The Freshman Year Program was neither an early admission program nor a typical first year of college—there were no teaching assistants, lecture halls, or required survey courses. There was no competition from organized sports, fraternity/sorority rushes, or other features of traditional college entry. The intellectual adventure of college life was the sole focus. “On the streets of Greenwich Village, they could be heard discussing the art of fiction, literary revolutions, Social Darwinism, ancient Greek philosophy, and modern mathematics,” wrote one observer.
The opening class, just shy of 50 students, matriculated in 1972. The experiment attracted attention, and in the following years, more students came from all over the country, even a few from overseas. In addition to their own seminars, the students could audit other New School classes. They attended the university's public lectures, art exhibits, poetry readings, films, and concerts. Yet, they could not earn a degree at The New School. The university's bachelor's degree program was set up for part-time adult students, not full-time, traditional-age undergraduates. The Freshmen Year students had to leave The New School after a year, but many wanted to stay here.
To satisfy them, in 1975, the university launched the Seminar College for full-time undergrads—the direct precursor of Eugene Lang College. Its curriculum grew to keep pace with enrollments, accelerated BA/MA programs were set up in association with New School graduate
programs, and, by 1983–1984, the Seminar College had become an important part of the New School academic community. Fieldwork, internships, exchange courses with other New York City universities, and study abroad had all been introduced into the Seminar College education.

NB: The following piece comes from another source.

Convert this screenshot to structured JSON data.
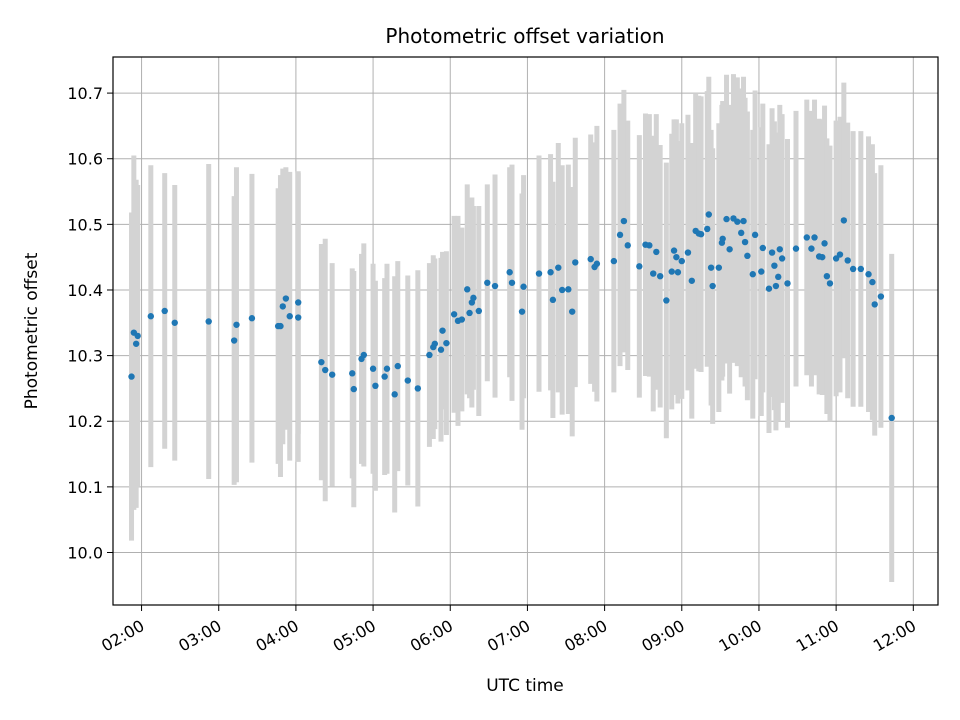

In 1985, a $5 million gift from philanthropist and New School trustee Eugene M. Lang established the Seminar College as a full division of the university, and it was named Eugene Lang College. For 26 years now, Lang has grown and prospered as an intimate urban liberal arts college where engaged learning and civic engagement frame the culture. What shaped the identity of the Seminar College—the seminar method of teaching and learning, the intellectual adventure, the BA/MA programs, the cross-disciplinary studies rather than a compartmentalized curriculum—have shaped the identity of Eugene Lang College and the experience of its students.

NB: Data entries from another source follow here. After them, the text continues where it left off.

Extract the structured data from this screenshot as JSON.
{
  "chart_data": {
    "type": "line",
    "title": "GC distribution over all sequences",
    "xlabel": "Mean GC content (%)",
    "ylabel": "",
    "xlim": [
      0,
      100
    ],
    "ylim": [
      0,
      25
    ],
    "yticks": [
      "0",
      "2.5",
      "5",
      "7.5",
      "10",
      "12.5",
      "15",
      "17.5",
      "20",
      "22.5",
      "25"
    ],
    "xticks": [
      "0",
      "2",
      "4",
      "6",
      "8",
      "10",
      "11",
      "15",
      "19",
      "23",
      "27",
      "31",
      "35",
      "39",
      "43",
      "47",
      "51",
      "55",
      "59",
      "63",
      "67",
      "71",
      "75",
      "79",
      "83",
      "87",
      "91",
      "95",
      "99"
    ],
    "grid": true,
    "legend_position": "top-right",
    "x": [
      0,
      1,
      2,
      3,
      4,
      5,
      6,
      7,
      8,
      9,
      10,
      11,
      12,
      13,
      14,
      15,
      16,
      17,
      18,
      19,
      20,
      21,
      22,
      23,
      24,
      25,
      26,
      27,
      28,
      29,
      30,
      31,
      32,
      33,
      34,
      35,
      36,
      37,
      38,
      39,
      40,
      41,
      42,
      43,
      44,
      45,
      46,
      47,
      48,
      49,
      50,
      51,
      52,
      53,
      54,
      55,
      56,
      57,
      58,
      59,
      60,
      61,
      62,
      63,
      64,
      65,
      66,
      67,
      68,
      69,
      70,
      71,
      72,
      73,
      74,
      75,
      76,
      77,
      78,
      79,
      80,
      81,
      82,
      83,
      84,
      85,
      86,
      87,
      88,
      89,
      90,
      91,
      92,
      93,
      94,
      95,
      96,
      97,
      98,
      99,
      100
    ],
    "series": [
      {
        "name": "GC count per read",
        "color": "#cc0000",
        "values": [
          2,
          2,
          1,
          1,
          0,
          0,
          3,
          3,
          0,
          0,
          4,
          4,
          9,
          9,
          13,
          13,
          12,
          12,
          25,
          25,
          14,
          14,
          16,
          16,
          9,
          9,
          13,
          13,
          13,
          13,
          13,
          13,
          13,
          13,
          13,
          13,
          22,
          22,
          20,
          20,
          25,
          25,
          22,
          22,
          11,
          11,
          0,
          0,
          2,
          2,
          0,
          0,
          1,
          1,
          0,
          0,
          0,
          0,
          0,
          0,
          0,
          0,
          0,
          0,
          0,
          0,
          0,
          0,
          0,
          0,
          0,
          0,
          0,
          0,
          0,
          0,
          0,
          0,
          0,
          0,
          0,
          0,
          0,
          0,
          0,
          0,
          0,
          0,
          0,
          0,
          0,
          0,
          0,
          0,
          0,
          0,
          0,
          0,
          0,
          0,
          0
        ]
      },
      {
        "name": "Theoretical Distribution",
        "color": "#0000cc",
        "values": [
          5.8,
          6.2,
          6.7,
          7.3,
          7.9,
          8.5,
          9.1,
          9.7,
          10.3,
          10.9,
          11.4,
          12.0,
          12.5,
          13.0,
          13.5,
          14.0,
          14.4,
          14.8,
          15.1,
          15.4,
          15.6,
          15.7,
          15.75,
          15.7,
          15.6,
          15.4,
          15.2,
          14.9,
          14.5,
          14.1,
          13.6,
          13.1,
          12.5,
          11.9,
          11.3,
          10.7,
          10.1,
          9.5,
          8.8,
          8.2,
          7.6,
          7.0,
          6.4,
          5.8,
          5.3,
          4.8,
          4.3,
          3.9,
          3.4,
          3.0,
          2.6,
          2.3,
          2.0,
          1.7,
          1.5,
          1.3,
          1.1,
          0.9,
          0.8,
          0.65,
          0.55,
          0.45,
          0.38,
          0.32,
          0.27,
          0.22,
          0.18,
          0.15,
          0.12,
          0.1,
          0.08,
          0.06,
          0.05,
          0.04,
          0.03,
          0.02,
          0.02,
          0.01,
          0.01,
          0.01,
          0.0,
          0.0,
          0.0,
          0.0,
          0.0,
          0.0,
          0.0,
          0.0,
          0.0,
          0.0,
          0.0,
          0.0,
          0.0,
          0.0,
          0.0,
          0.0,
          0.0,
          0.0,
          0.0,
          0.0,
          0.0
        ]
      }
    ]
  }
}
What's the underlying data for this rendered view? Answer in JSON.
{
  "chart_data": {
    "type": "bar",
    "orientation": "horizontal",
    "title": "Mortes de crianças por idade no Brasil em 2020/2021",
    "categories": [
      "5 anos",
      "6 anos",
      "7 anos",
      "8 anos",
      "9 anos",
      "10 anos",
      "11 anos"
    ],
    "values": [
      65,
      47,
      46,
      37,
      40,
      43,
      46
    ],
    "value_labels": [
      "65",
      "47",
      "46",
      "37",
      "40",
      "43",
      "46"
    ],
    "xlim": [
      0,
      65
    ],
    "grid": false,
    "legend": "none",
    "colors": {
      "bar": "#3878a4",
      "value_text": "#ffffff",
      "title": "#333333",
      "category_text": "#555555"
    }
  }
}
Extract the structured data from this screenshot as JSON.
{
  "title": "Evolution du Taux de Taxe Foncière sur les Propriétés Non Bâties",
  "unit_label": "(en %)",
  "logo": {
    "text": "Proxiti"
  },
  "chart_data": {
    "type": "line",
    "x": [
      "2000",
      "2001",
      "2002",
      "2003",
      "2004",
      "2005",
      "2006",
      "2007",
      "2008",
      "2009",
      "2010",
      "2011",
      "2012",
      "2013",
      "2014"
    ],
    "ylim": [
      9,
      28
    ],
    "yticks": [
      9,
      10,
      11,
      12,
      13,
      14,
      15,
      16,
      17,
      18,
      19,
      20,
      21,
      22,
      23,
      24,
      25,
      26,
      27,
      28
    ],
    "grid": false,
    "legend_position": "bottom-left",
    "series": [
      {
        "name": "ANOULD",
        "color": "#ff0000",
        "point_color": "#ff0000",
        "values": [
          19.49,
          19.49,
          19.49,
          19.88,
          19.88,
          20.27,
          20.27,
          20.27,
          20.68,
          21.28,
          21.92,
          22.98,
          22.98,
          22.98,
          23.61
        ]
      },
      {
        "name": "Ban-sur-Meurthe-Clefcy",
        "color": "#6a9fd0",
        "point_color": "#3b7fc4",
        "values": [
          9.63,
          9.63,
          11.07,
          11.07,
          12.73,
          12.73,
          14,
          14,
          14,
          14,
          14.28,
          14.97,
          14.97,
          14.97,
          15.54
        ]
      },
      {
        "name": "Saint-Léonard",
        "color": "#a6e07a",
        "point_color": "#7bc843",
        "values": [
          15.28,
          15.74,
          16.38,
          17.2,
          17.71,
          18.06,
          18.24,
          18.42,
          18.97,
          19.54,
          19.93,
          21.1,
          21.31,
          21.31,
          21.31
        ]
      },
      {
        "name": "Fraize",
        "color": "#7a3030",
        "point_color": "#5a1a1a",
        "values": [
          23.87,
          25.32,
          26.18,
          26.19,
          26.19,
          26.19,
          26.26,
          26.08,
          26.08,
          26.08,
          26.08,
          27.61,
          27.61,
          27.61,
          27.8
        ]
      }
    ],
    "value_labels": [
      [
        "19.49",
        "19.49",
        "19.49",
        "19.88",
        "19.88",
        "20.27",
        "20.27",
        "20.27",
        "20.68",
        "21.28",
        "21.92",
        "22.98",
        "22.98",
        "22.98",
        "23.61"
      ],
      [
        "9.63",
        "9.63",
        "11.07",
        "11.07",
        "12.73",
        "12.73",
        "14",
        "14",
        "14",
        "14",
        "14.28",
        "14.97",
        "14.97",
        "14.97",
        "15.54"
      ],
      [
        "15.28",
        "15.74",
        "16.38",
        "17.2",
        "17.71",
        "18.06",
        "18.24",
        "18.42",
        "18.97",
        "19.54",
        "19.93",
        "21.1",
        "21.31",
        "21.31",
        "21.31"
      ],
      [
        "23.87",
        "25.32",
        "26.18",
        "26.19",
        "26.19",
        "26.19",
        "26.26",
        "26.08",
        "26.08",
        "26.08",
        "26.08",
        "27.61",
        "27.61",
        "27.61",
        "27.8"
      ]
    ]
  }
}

Eugene Lang College reinvented undergraduate education in record time. More than 70 new faculty members have been brought on since 2003. Today, there are more innovative areas of study, including BA/BFA dual degree programs in art and design (with Parsons The New School for Design) and music (with The New School for Jazz and Contemporary Music). There are far more internship and fieldwork prospects. Lang students work in all kinds of organizations in the public and private sectors, to name a few: Common Cause, South Street Seaport, Environmental Action Coalition, HBO, NBC, MTV, Vogue, The New Yorker, the Museum of Modern Art, the New-York Historical Society, and the Urban Justice Center. The internship program provides opportunities for real work and professional development in New York City, and beyond, like the Tishman Environmental Merit Scholarship that funds environmental protection internships in Alaska.

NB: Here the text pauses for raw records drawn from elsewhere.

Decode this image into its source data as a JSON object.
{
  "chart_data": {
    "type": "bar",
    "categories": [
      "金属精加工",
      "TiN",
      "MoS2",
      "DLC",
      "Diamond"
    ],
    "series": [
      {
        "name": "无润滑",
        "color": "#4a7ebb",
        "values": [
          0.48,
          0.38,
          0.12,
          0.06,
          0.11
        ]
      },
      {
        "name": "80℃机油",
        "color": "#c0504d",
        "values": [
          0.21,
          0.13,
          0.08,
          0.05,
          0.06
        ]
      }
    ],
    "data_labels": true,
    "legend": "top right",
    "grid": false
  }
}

The curriculum has become an exciting and unique mix of traditional and innovative majors, minors and interdisciplinary programs. A hallmark of the Lang curriculum is integrated courses that bring different disciplines into into lively, often unpredictable, conversation. Innovative programs like environmental studies and urban studies cross the academic divisions of The New School, bringing Lang students into the studios of Parsons The New School for Design and vice versa. The legacy of Eugene Lang College The New School for Liberal Arts gives the promise of its future as The New School as a whole leads the way to the higher education of the future.